И стала крепнуть тревожная, глухая и безликая молва. Она вползала всюду, где только были люди, и оставляла после себя что-то, какой-то осадок страха, надежды и ожидания. Говорили мало, говорили неопределённо, больше качали головами и вздыхали, но уже в соседней губернии, за сотню вёрст от Знаменского, кто-то серый и молчаливый вдруг громко заговорил о «новой вере» и опять скрылся в молчании. А молва все двигалась — как ветер, как тучи, как дымная гарь далёкого лесного пожара.

Позже всего дошли слухи до города — словно больно и трудно им было продираться сквозь каменные стены по шумным и людным улицам. И какие-то голые, ободранные, как воры, пришли они — говорили, что кто-то себя сжёг, что открылась новая изуверская секта. В Знаменское приехали люди в мундирах, ничего не нашли, а дома и бесстрастные лица ничего им не сказали, — и они уехали обратно, позвякивая колокольцами.

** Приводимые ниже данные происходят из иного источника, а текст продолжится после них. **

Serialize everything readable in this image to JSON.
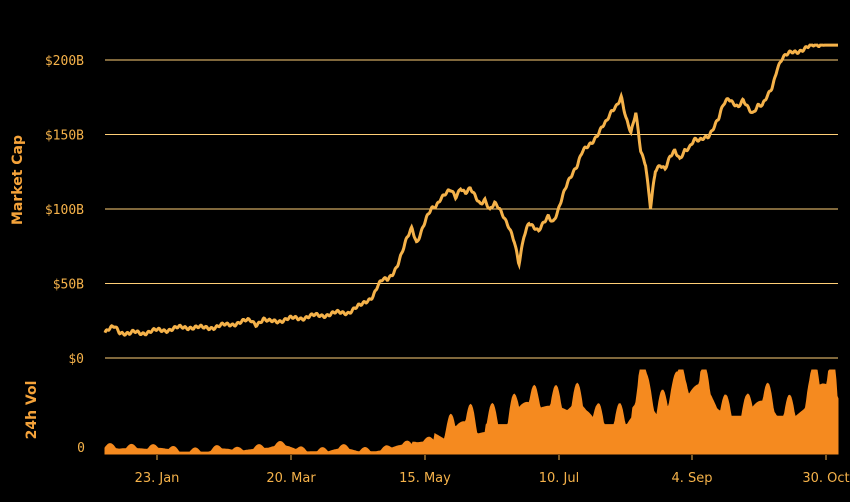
{
  "chart_data": [
    {
      "type": "line",
      "ylabel": "Market Cap",
      "ylim": [
        0,
        200
      ],
      "y_ticks": [
        {
          "value": 0,
          "label": "$0"
        },
        {
          "value": 50,
          "label": "$50B"
        },
        {
          "value": 100,
          "label": "$100B"
        },
        {
          "value": 150,
          "label": "$150B"
        },
        {
          "value": 200,
          "label": "$200B"
        }
      ],
      "grid": true,
      "color": "#f5b24a",
      "series": [
        {
          "x": [
            0,
            2,
            4,
            6,
            8,
            10,
            12,
            15,
            20,
            25,
            30,
            35,
            40,
            45,
            50,
            55,
            60,
            62,
            65,
            67,
            70,
            75,
            80,
            85,
            90,
            95,
            100,
            105,
            110,
            112,
            114,
            116,
            118,
            120,
            122,
            124,
            126,
            128,
            130,
            132,
            134,
            136,
            138,
            140,
            142,
            144,
            146,
            148,
            150,
            152,
            154,
            156,
            158,
            160,
            162,
            164,
            166,
            168,
            170,
            172,
            174,
            176,
            178,
            180,
            182,
            184,
            186,
            188,
            190,
            192,
            194,
            196,
            198,
            200,
            202,
            204,
            206,
            208,
            210,
            212,
            214,
            216,
            218,
            220,
            222,
            224,
            226,
            228,
            230,
            232,
            234,
            236,
            238,
            240,
            242,
            244,
            246,
            248,
            250,
            252,
            254,
            256,
            258,
            260,
            262,
            264,
            266,
            268,
            270,
            272,
            274,
            276,
            278,
            280,
            282,
            284,
            286,
            288,
            290,
            292,
            294,
            296,
            298,
            300,
            301
          ],
          "y": [
            17,
            19,
            21,
            18,
            17,
            16,
            17,
            17,
            18,
            19,
            20,
            21,
            20,
            21,
            22,
            24,
            25,
            23,
            26,
            24,
            25,
            26,
            27,
            28,
            29,
            30,
            31,
            35,
            42,
            48,
            52,
            53,
            57,
            62,
            70,
            80,
            88,
            78,
            85,
            93,
            100,
            103,
            108,
            110,
            112,
            108,
            115,
            111,
            113,
            108,
            104,
            107,
            99,
            103,
            100,
            95,
            88,
            78,
            62,
            82,
            92,
            88,
            84,
            90,
            96,
            92,
            98,
            108,
            118,
            125,
            130,
            138,
            141,
            145,
            150,
            155,
            158,
            165,
            170,
            176,
            160,
            150,
            165,
            140,
            130,
            100,
            125,
            130,
            128,
            135,
            138,
            133,
            140,
            142,
            146,
            145,
            148,
            150,
            155,
            160,
            170,
            175,
            172,
            168,
            172,
            168,
            165,
            170,
            169,
            175,
            182,
            195,
            201,
            203,
            205,
            206,
            207,
            208,
            209,
            210,
            211,
            212,
            213,
            214,
            215
          ]
        }
      ]
    },
    {
      "type": "area",
      "ylabel": "24h Vol",
      "y_ticks": [
        {
          "value": 0,
          "label": "0"
        }
      ],
      "x_ticks": [
        "23. Jan",
        "20. Mar",
        "15. May",
        "10. Jul",
        "4. Sep",
        "30. Oct"
      ],
      "color": "#f58a1f"
    }
  ]
}
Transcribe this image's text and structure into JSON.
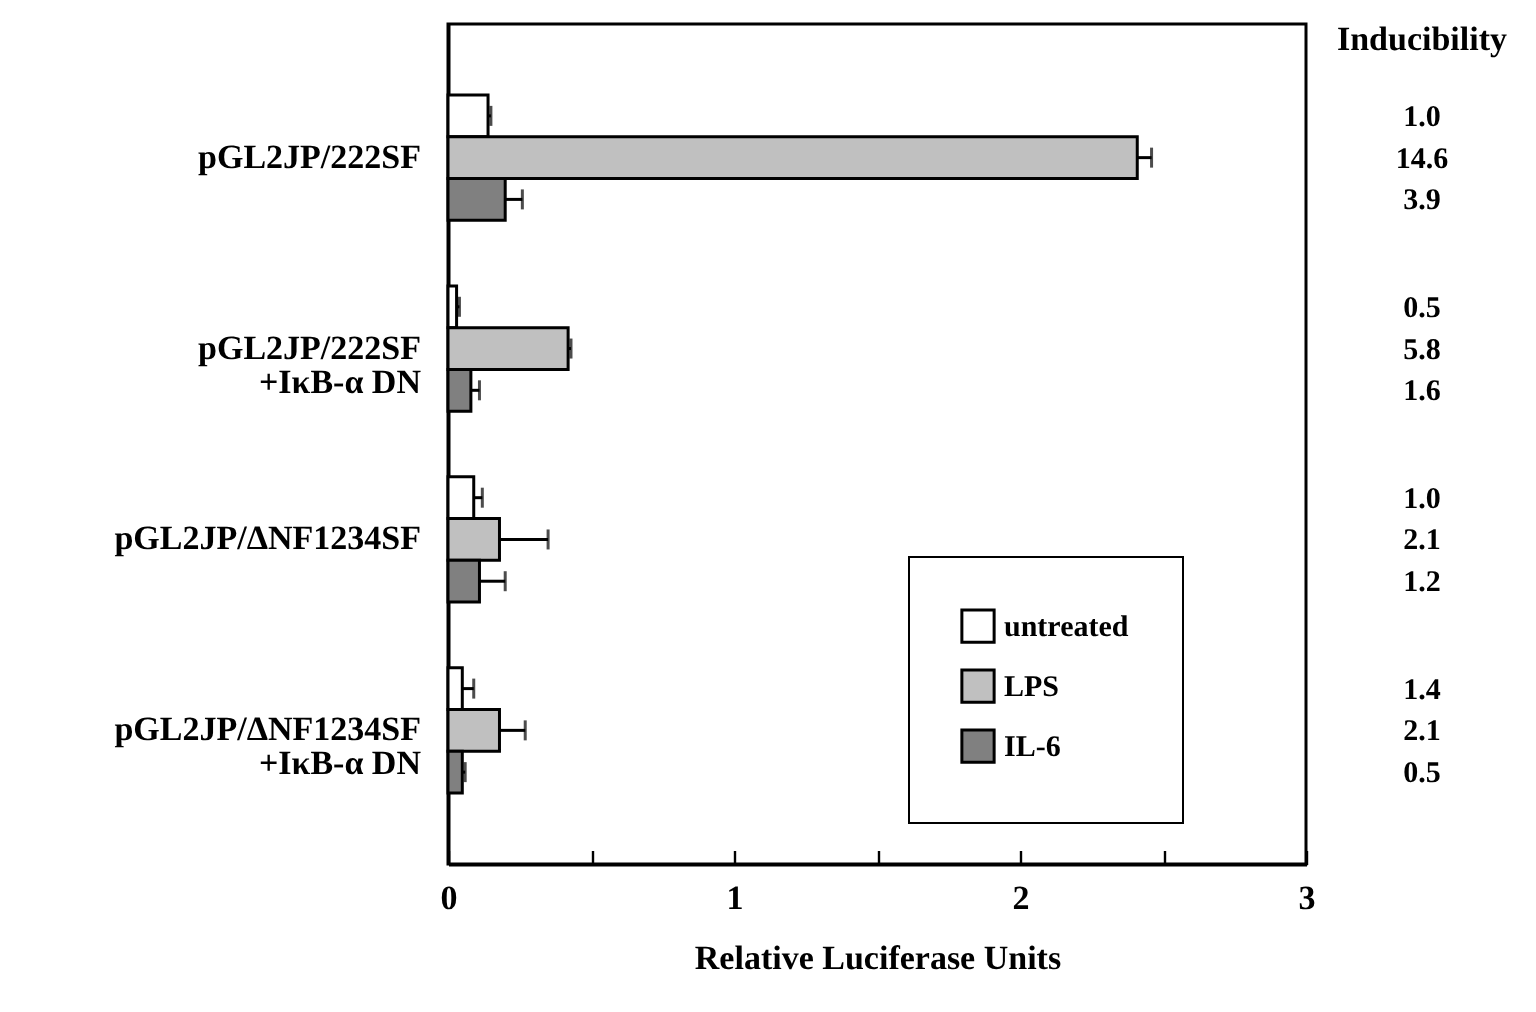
{
  "chart_data": {
    "type": "bar",
    "orientation": "horizontal",
    "xlabel": "Relative Luciferase Units",
    "categories": [
      "pGL2JP/222SF",
      "pGL2JP/222SF\n+IκB-α DN",
      "pGL2JP/ΔNF1234SF",
      "pGL2JP/ΔNF1234SF\n+IκB-α DN"
    ],
    "series": [
      {
        "name": "untreated",
        "color": "#ffffff",
        "values": [
          0.14,
          0.03,
          0.09,
          0.05
        ],
        "errors": [
          [
            0.14,
            0.15
          ],
          [
            0.03,
            0.04
          ],
          [
            0.09,
            0.12
          ],
          [
            0.05,
            0.09
          ]
        ]
      },
      {
        "name": "LPS",
        "color": "#c0c0c0",
        "values": [
          2.41,
          0.42,
          0.18,
          0.18
        ],
        "errors": [
          [
            2.41,
            2.46
          ],
          [
            0.42,
            0.43
          ],
          [
            0.18,
            0.35
          ],
          [
            0.18,
            0.27
          ]
        ]
      },
      {
        "name": "IL-6",
        "color": "#808080",
        "values": [
          0.2,
          0.08,
          0.11,
          0.05
        ],
        "errors": [
          [
            0.2,
            0.26
          ],
          [
            0.08,
            0.11
          ],
          [
            0.11,
            0.2
          ],
          [
            0.05,
            0.06
          ]
        ]
      }
    ],
    "xlim": [
      0,
      3
    ],
    "xticks": [
      0,
      {
        "value": 0.5,
        "label": null
      },
      1,
      {
        "value": 1.5,
        "label": null
      },
      2,
      {
        "value": 2.5,
        "label": null
      },
      3
    ],
    "grid": false,
    "legend": "bottom right",
    "annotations": [
      "Inducibility",
      "1.0",
      "14.6",
      "3.9",
      "0.5",
      "5.8",
      "1.6",
      "1.0",
      "2.1",
      "1.2",
      "1.4",
      "2.1",
      "0.5"
    ]
  }
}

А слухи, после этого посещения, стали ещё упорнее и злее, — и каждое утро совершал служения о. Василий Фивейский.

Х

Все долгие зимние вечера о. Василий проводил вдвоём с идиотом, как в одну скорлупу заключённый вместе с ним в белую клетку сосновых стен и потолка.

От прошлого он сохранил любовь к яркому свету — и на столе, нагревая комнату, белым огнём пылала большая лампа с ^пузатым стеклом. Замёрзшие окна, запушенные инеем, светлели под огнём и искрились, были непроницаемы, как стены, и отделяли людей от серой ночи. Безграничным кольцом она облегала дом, давила на него сверху, искала отверстия, куда бы пропустить свой серый коготь, и не находила. Она бесновалась у дверей, мёртвыми руками ощупывала стены, дышала холодом, с гневом поднимала мириады сухих, злобных снежинок и бросала их с размаху в стекла, — а потом, бесноватая, отбегала в поле, кувыркалась, пела и плашмя бросалась на снег, крестообразно обнимая закоченевшую землю.